The Cate-Aaron Jewett house on the Massachusetts Historical Commission site

The Aaron Jewett – Mark F. Cate house on the Massachusetts Historical Commission site

Margot Fisher Sherwood heard ghost stories about the “brown saltbox on outer High Street” where the Stevens used to live, just before the Rowley line (the Aaron Jewett House). Joe Prosser agrees: “The Stevens house definitely has a ghost. I stayed there many times since our families were close friends. I remember locking the attic door myself and getting up in the night and seeing it open and then close by itself. It was a friendly ghost! I Love that house!

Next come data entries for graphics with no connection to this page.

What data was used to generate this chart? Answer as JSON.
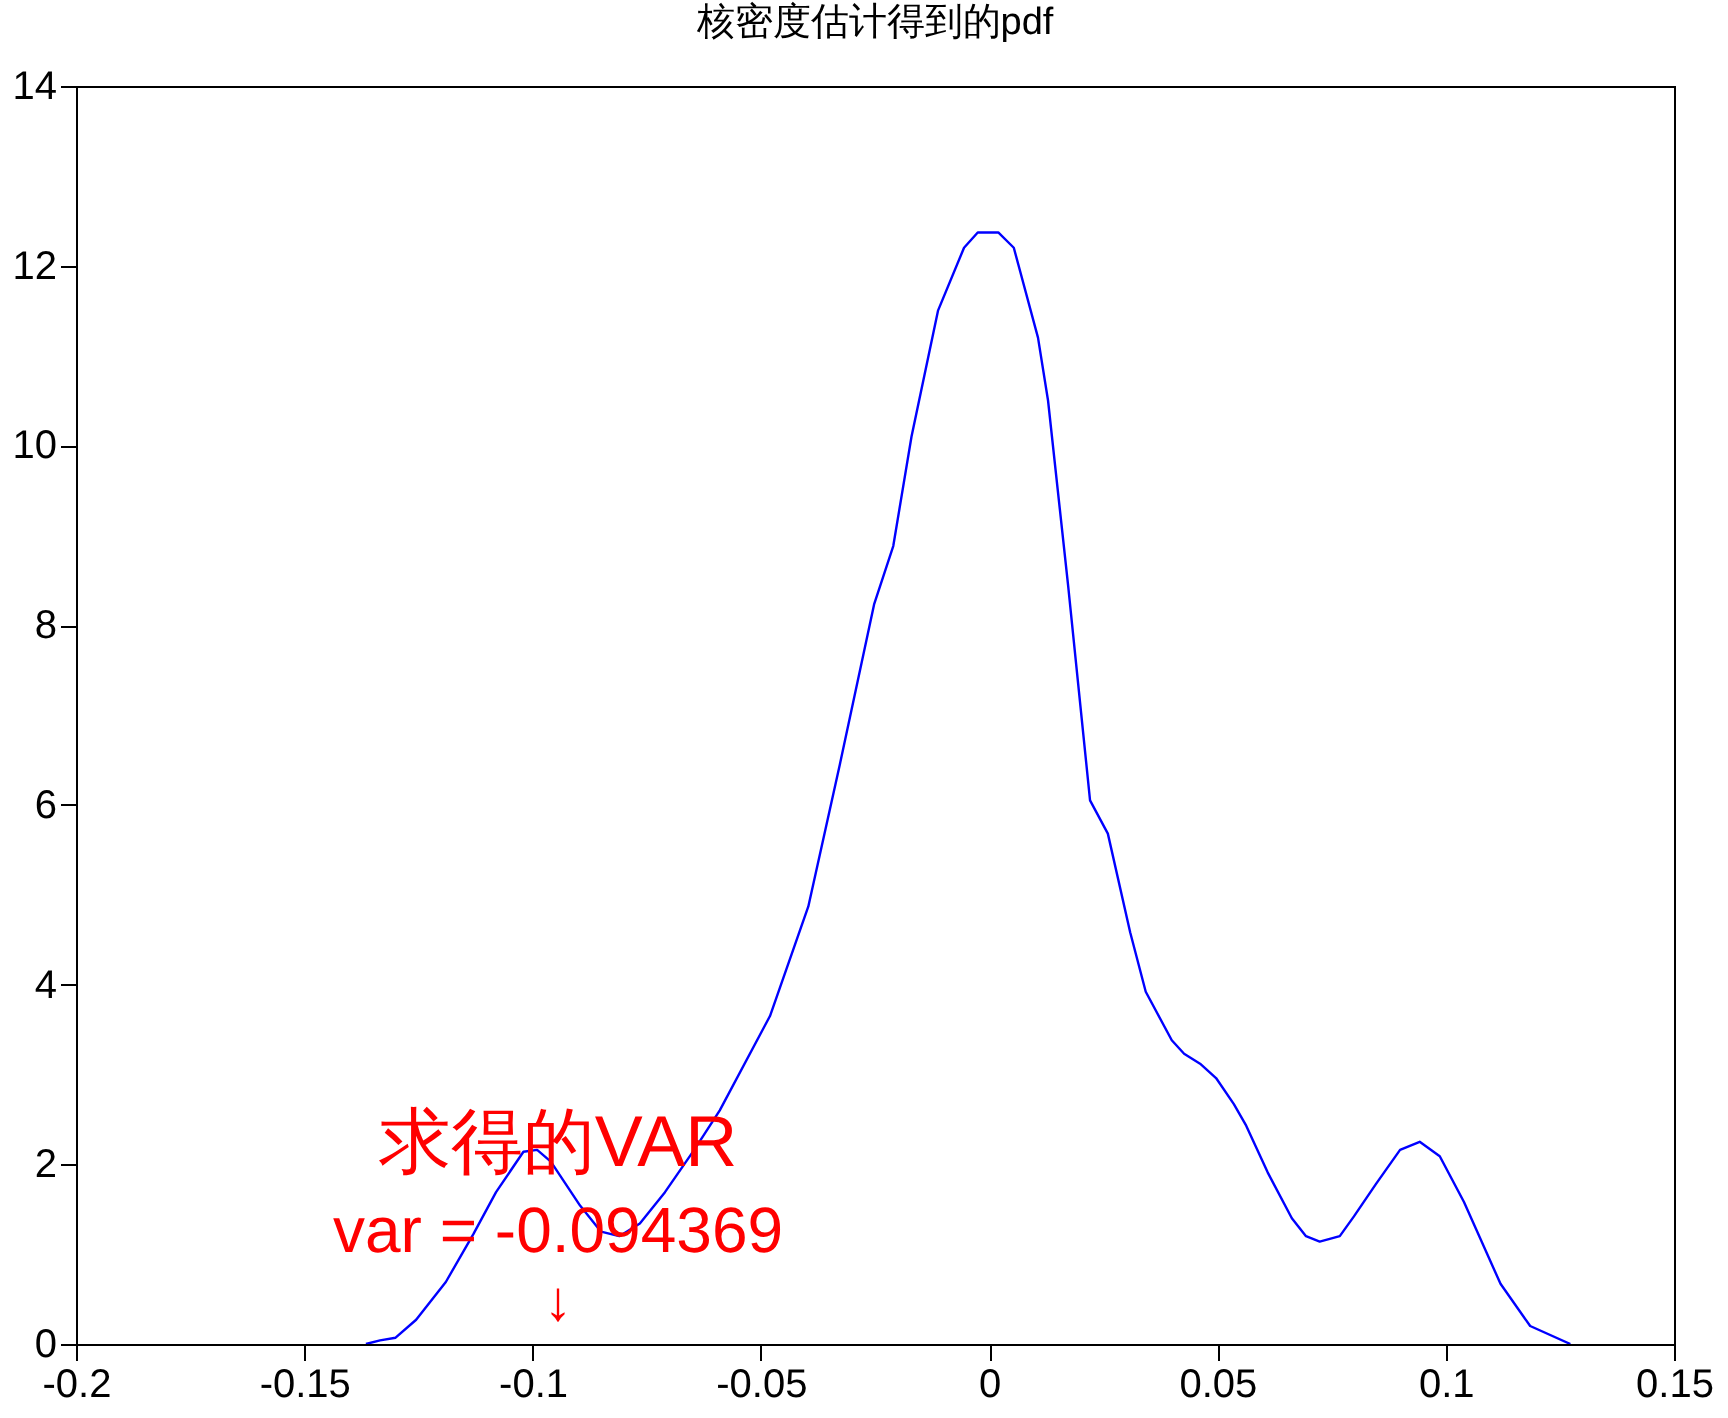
{
  "chart_data": {
    "type": "line",
    "title": "核密度估计得到的pdf",
    "x": [
      -0.1365,
      -0.1334,
      -0.13,
      -0.1255,
      -0.119,
      -0.113,
      -0.108,
      -0.102,
      -0.099,
      -0.096,
      -0.0896,
      -0.085,
      -0.081,
      -0.0765,
      -0.071,
      -0.0646,
      -0.059,
      -0.048,
      -0.0396,
      -0.0327,
      -0.0252,
      -0.021,
      -0.017,
      -0.0112,
      -0.0055,
      -0.0025,
      0.002,
      0.0054,
      0.0107,
      0.0129,
      0.0173,
      0.0221,
      0.026,
      0.0309,
      0.0343,
      0.04,
      0.0427,
      0.0462,
      0.0497,
      0.0536,
      0.0563,
      0.061,
      0.0663,
      0.0694,
      0.0724,
      0.0768,
      0.0799,
      0.0847,
      0.09,
      0.0943,
      0.0987,
      0.104,
      0.112,
      0.1185,
      0.1273
    ],
    "series": [
      {
        "color": "#0000ff",
        "values": [
          0,
          0.04,
          0.07,
          0.27,
          0.69,
          1.22,
          1.69,
          2.14,
          2.16,
          2.03,
          1.54,
          1.25,
          1.2,
          1.34,
          1.69,
          2.16,
          2.6,
          3.65,
          4.87,
          6.45,
          8.23,
          8.88,
          10.1,
          11.5,
          12.2,
          12.37,
          12.37,
          12.2,
          11.2,
          10.5,
          8.44,
          6.05,
          5.68,
          4.58,
          3.92,
          3.38,
          3.23,
          3.12,
          2.96,
          2.67,
          2.43,
          1.91,
          1.4,
          1.2,
          1.14,
          1.2,
          1.42,
          1.78,
          2.16,
          2.25,
          2.09,
          1.58,
          0.67,
          0.2,
          0
        ]
      }
    ],
    "xlim": [
      -0.2,
      0.15
    ],
    "xticks": [
      -0.2,
      -0.15,
      -0.1,
      -0.05,
      0,
      0.05,
      0.1,
      0.15
    ],
    "ylim": [
      0,
      14
    ],
    "yticks": [
      0,
      2,
      4,
      6,
      8,
      10,
      12,
      14
    ],
    "grid": false,
    "marker": "none",
    "line_style": "solid",
    "annotations": [
      "求得的VAR",
      "var = -0.094369",
      "↓"
    ]
  }
}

A room in the Aaron Jewett house

A room in the Aaron Jewett house in “Ipswich Village,” High Street in Ipswich.

Tetrault’s Jewelers on Market Street in Ipswich is in a small building also known as the Aaron Jewett House. In the early 1800’s it was one of only three on the south side of Market St. That Aaron Jewett was the son of John Cole Jewett and Elizabeth Smith.